Stats#

This page provides C++ class references for the publicly-exposed elements of the cuvs/stats package.

Silhouette Score#

#include <cuvs/stats/silhouette_score.hpp>

namespace cuvs::stats

float silhouette_score(raft::resources const &handle, raft::device_matrix_view<const float, int64_t, raft::row_major> X_in, raft::device_vector_view<const int, int64_t> labels, std::optional<raft::device_vector_view<float, int64_t>> silhouette_score_per_sample, int64_t n_unique_labels, cuvs::distance::DistanceType metric = cuvs::distance::DistanceType::L2Unexpanded)#

main function that returns the average silhouette score for a given set of data and its clusterings

Parameters:
  • handle[in] raft handle for managing expensive resources

  • X_in[in] input matrix Data in row-major format (nRows x nCols)

  • labels[in] the pointer to the array containing labels for every data sample (length: nRows)

  • silhouette_score_per_sample[out] optional array populated with the silhouette score for every sample (length: nRows)

  • n_unique_labels[in] number of unique labels in the labels array

  • metric[in] Distance metric to use. Euclidean (L2) is used by default

Returns:

: The silhouette score.

float silhouette_score_batched(raft::resources const &handle, raft::device_matrix_view<const float, int64_t, raft::row_major> X, raft::device_vector_view<const int, int64_t> labels, std::optional<raft::device_vector_view<float, int64_t>> silhouette_score_per_sample, int64_t n_unique_labels, int64_t batch_size, cuvs::distance::DistanceType metric = cuvs::distance::DistanceType::L2Unexpanded)#

function that returns the average silhouette score for a given set of data and its clusterings

Parameters:
  • handle[in] raft handle for managing expensive resources

  • X[in] input matrix Data in row-major format (nRows x nCols)

  • labels[in] the pointer to the array containing labels for every data sample (length: nRows)

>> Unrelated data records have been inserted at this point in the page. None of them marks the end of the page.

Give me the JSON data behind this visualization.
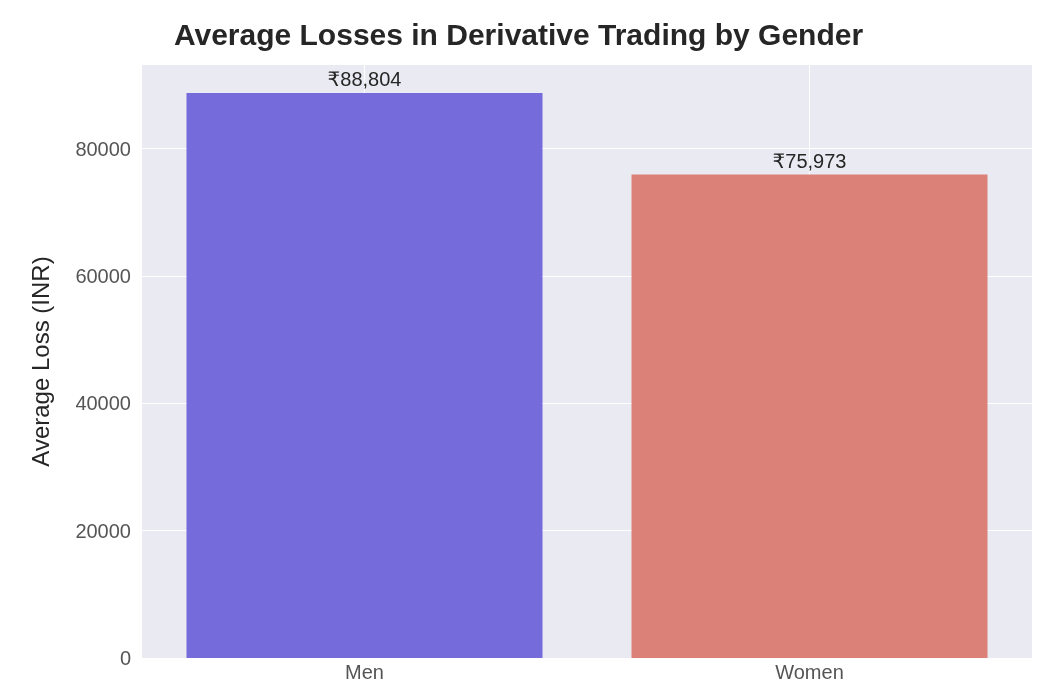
{
  "chart_data": {
    "type": "bar",
    "title": "Average Losses in Derivative Trading by Gender",
    "ylabel": "Average Loss (INR)",
    "categories": [
      "Men",
      "Women"
    ],
    "values": [
      88804,
      75973
    ],
    "value_labels": [
      "₹88,804",
      "₹75,973"
    ],
    "colors": [
      "#756bdb",
      "#db8178"
    ],
    "ylim": [
      0,
      93200
    ],
    "yticks": [
      0,
      20000,
      40000,
      60000,
      80000
    ],
    "grid": true
  }
}
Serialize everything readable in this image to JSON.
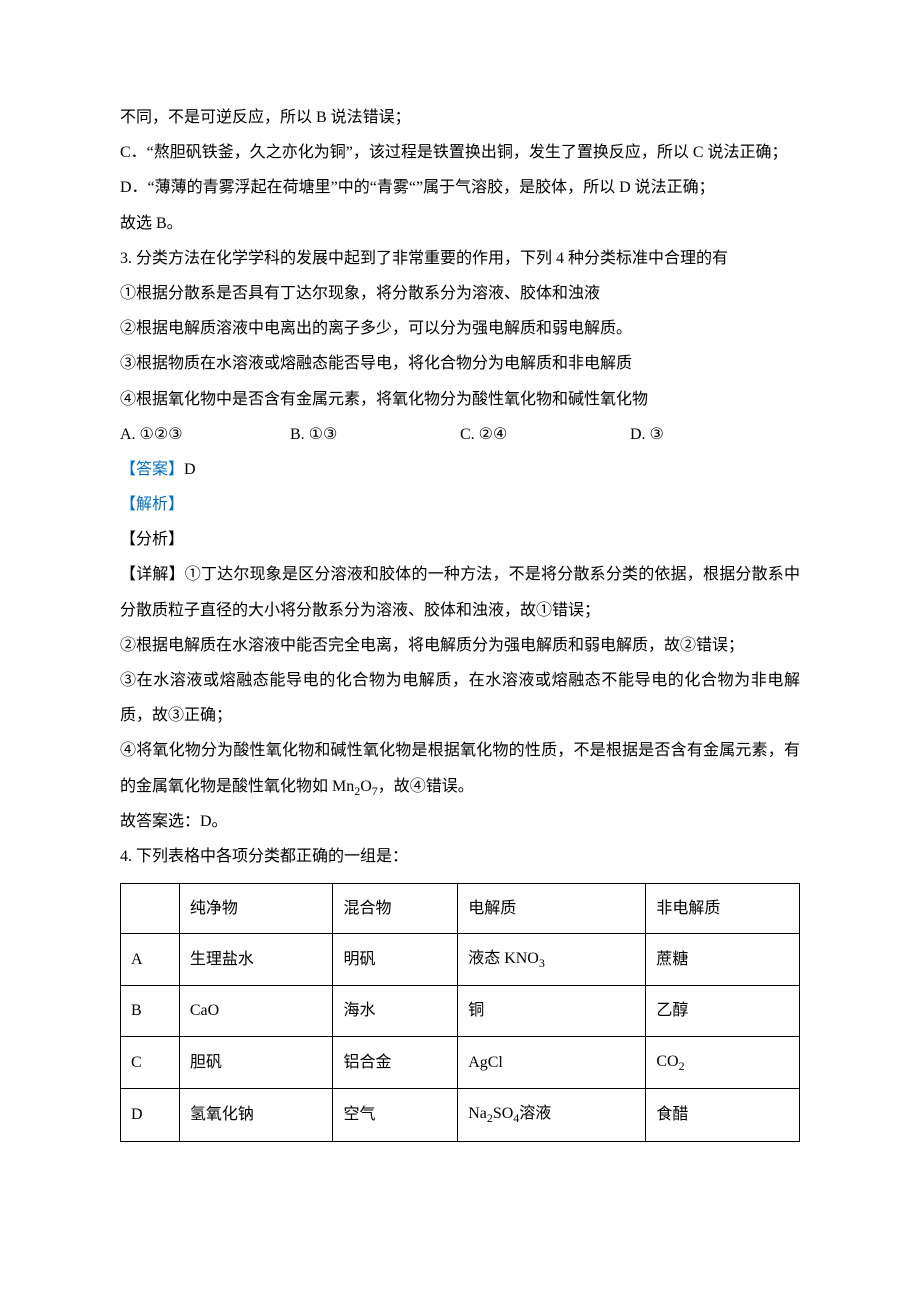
{
  "p1": "不同，不是可逆反应，所以 B 说法错误；",
  "p2": "C．“熬胆矾铁釜，久之亦化为铜”，该过程是铁置换出铜，发生了置换反应，所以 C 说法正确；",
  "p3": "D．“薄薄的青雾浮起在荷塘里”中的“青雾“”属于气溶胶，是胶体，所以 D 说法正确；",
  "p4": "故选 B。",
  "q3_stem": "3. 分类方法在化学学科的发展中起到了非常重要的作用，下列 4 种分类标准中合理的有",
  "q3_item1": "①根据分散系是否具有丁达尔现象，将分散系分为溶液、胶体和浊液",
  "q3_item2": "②根据电解质溶液中电离出的离子多少，可以分为强电解质和弱电解质。",
  "q3_item3": "③根据物质在水溶液或熔融态能否导电，将化合物分为电解质和非电解质",
  "q3_item4": "④根据氧化物中是否含有金属元素，将氧化物分为酸性氧化物和碱性氧化物",
  "q3_optA": "A. ①②③",
  "q3_optB": "B. ①③",
  "q3_optC": "C. ②④",
  "q3_optD": "D. ③",
  "answer_label": "【答案】",
  "q3_answer": "D",
  "analysis_label": "【解析】",
  "fenxi_label": "【分析】",
  "xiangjie_prefix": "【详解】",
  "q3_detail1": "①丁达尔现象是区分溶液和胶体的一种方法，不是将分散系分类的依据，根据分散系中分散质粒子直径的大小将分散系分为溶液、胶体和浊液，故①错误；",
  "q3_detail2": "②根据电解质在水溶液中能否完全电离，将电解质分为强电解质和弱电解质，故②错误；",
  "q3_detail3": "③在水溶液或熔融态能导电的化合物为电解质，在水溶液或熔融态不能导电的化合物为非电解质，故③正确；",
  "q3_detail4_a": "④将氧化物分为酸性氧化物和碱性氧化物是根据氧化物的性质，不是根据是否含有金属元素，有的金属氧化物是酸性氧化物如 Mn",
  "q3_detail4_b": "O",
  "q3_detail4_c": "，故④错误。",
  "q3_conclusion": "故答案选：D。",
  "q4_stem": "4. 下列表格中各项分类都正确的一组是：",
  "table": {
    "header": {
      "c0": "",
      "c1": "纯净物",
      "c2": "混合物",
      "c3": "电解质",
      "c4": "非电解质"
    },
    "rowA": {
      "c0": "A",
      "c1": "生理盐水",
      "c2": "明矾",
      "c3_a": "液态 KNO",
      "c4": "蔗糖"
    },
    "rowB": {
      "c0": "B",
      "c1": "CaO",
      "c2": "海水",
      "c3": "铜",
      "c4": "乙醇"
    },
    "rowC": {
      "c0": "C",
      "c1": "胆矾",
      "c2": "铝合金",
      "c3": "AgCl",
      "c4_a": "CO"
    },
    "rowD": {
      "c0": "D",
      "c1": "氢氧化钠",
      "c2": "空气",
      "c3_a": "Na",
      "c3_b": "SO",
      "c3_c": "溶液",
      "c4": "食醋"
    }
  },
  "sub2": "2",
  "sub3": "3",
  "sub4": "4",
  "sub7": "7"
}
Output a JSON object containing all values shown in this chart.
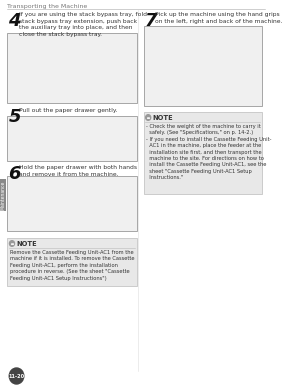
{
  "page_number": "11-20",
  "header_text": "Transporting the Machine",
  "tab_label": "Maintenance",
  "background_color": "#ffffff",
  "steps": [
    {
      "number": "4",
      "text": "If you are using the stack bypass tray, fold\nstack bypass tray extension, push back\nthe auxiliary tray into place, and then\nclose the stack bypass tray.",
      "image_side": "left"
    },
    {
      "number": "5",
      "text": "Pull out the paper drawer gently.",
      "image_side": "left"
    },
    {
      "number": "6",
      "text": "Hold the paper drawer with both hands\nand remove it from the machine.",
      "image_side": "left"
    },
    {
      "number": "7",
      "text": "Pick up the machine using the hand grips\non the left, right and back of the machine.",
      "image_side": "right"
    }
  ],
  "note_left": {
    "title": "NOTE",
    "text": "Remove the Cassette Feeding Unit-AC1 from the\nmachine if it is installed. To remove the Cassette\nFeeding Unit-AC1, perform the installation\nprocedure in reverse. (See the sheet \"Cassette\nFeeding Unit-AC1 Setup Instructions\")"
  },
  "note_right": {
    "title": "NOTE",
    "text": "- Check the weight of the machine to carry it\n  safely. (See \"Specifications,\" on p. 14-2.)\n- If you need to install the Cassette Feeding Unit-\n  AC1 in the machine, place the feeder at the\n  installation site first, and then transport the\n  machine to the site. For directions on how to\n  install the Cassette Feeding Unit-AC1, see the\n  sheet \"Cassette Feeding Unit-AC1 Setup\n  Instructions.\"",
    "bg": "#e8e8e8"
  },
  "divider_color": "#aaaaaa",
  "text_color": "#333333",
  "light_gray": "#cccccc",
  "mid_gray": "#777777",
  "note_bg": "#e8e8e8",
  "step_num_color": "#111111",
  "image_border_color": "#999999",
  "image_bg": "#f0f0f0",
  "tab_color": "#888888"
}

  • silhouette_score_per_sample[out] optional array populated with the silhouette score for every sample (length: nRows)

  • n_unique_labels[in] number of unique labels in the labels array

  • batch_size[in] number of samples per batch

  • metric[in] the numerical value that maps to the type of distance metric to be used in the calculations

Returns:

: The silhouette score.

double silhouette_score(raft::resources const &handle, raft::device_matrix_view<const double, int64_t, raft::row_major> X_in, raft::device_vector_view<const int, int64_t> labels, std::optional<raft::device_vector_view<double, int64_t>> silhouette_score_per_sample, int64_t n_unique_labels, cuvs::distance::DistanceType metric = cuvs::distance::DistanceType::L2Unexpanded)#

main function that returns the average silhouette score for a given set of data and its clusterings

Parameters:
  • handle[in] raft handle for managing expensive resources

  • X_in[in] input matrix Data in row-major format (nRows x nCols)

  • labels[in] the pointer to the array containing labels for every data sample (length: nRows)

  • silhouette_score_per_sample[out] optional array populated with the silhouette score for every sample (length: nRows)

  • n_unique_labels[in] number of unique labels in the labels array

  • metric[in] the numerical value that maps to the type of distance metric to be used in the calculations

Returns:

: The silhouette score.

double silhouette_score_batched(raft::resources const &handle, raft::device_matrix_view<const double, int64_t, raft::row_major> X, raft::device_vector_view<const int, int64_t> labels, std::optional<raft::device_vector_view<double, int64_t>> silhouette_score_per_sample, int64_t n_unique_labels, int64_t batch_size, cuvs::distance::DistanceType metric = cuvs::distance::DistanceType::L2Unexpanded)#

function that returns the average silhouette score for a given set of data and its clusterings

Parameters:
  • handle[in] raft handle for managing expensive resources

  • X[in] input matrix Data in row-major format (nRows x nCols)

  • labels[in] the pointer to the array containing labels for every data sample (length: nRows)

  • silhouette_score_per_sample[out] optional array populated with the silhouette score for every sample (length: nRows)

  • n_unique_labels[in] number of unique labels in the labels array

  • batch_size[in] number of samples per batch

  • metric[in] the numerical value that maps to the type of distance metric to be used in the calculations

Returns:

: The silhouette score.

Trustworthiness Score#

#include <cuvs/stats/trustworthiness_score.hpp>

namespace cuvs::stats

double trustworthiness_score(raft::resources const &handle, raft::device_matrix_view<const float, int64_t, raft::row_major> X, raft::device_matrix_view<const float, int64_t, raft::row_major> X_embedded, int n_neighbors, cuvs::distance::DistanceType metric = cuvs::distance::DistanceType::L2SqrtUnexpanded, int batch_size = 512)#

Compute the trustworthiness score.

Note

The constness of the data in X_embedded is currently casted away and the data is slightly modified.

Parameters:
  • handle[in] the raft handle

  • X[in] Data in original dimension

  • X_embedded[in] Data in target dimension (embedding)

  • n_neighbors[in] Number of neighbors considered by trustworthiness score

  • metric[in] Distance metric to use. Euclidean (L2) is used by default

  • batch_size[in] Batch size

Returns:

Trustworthiness score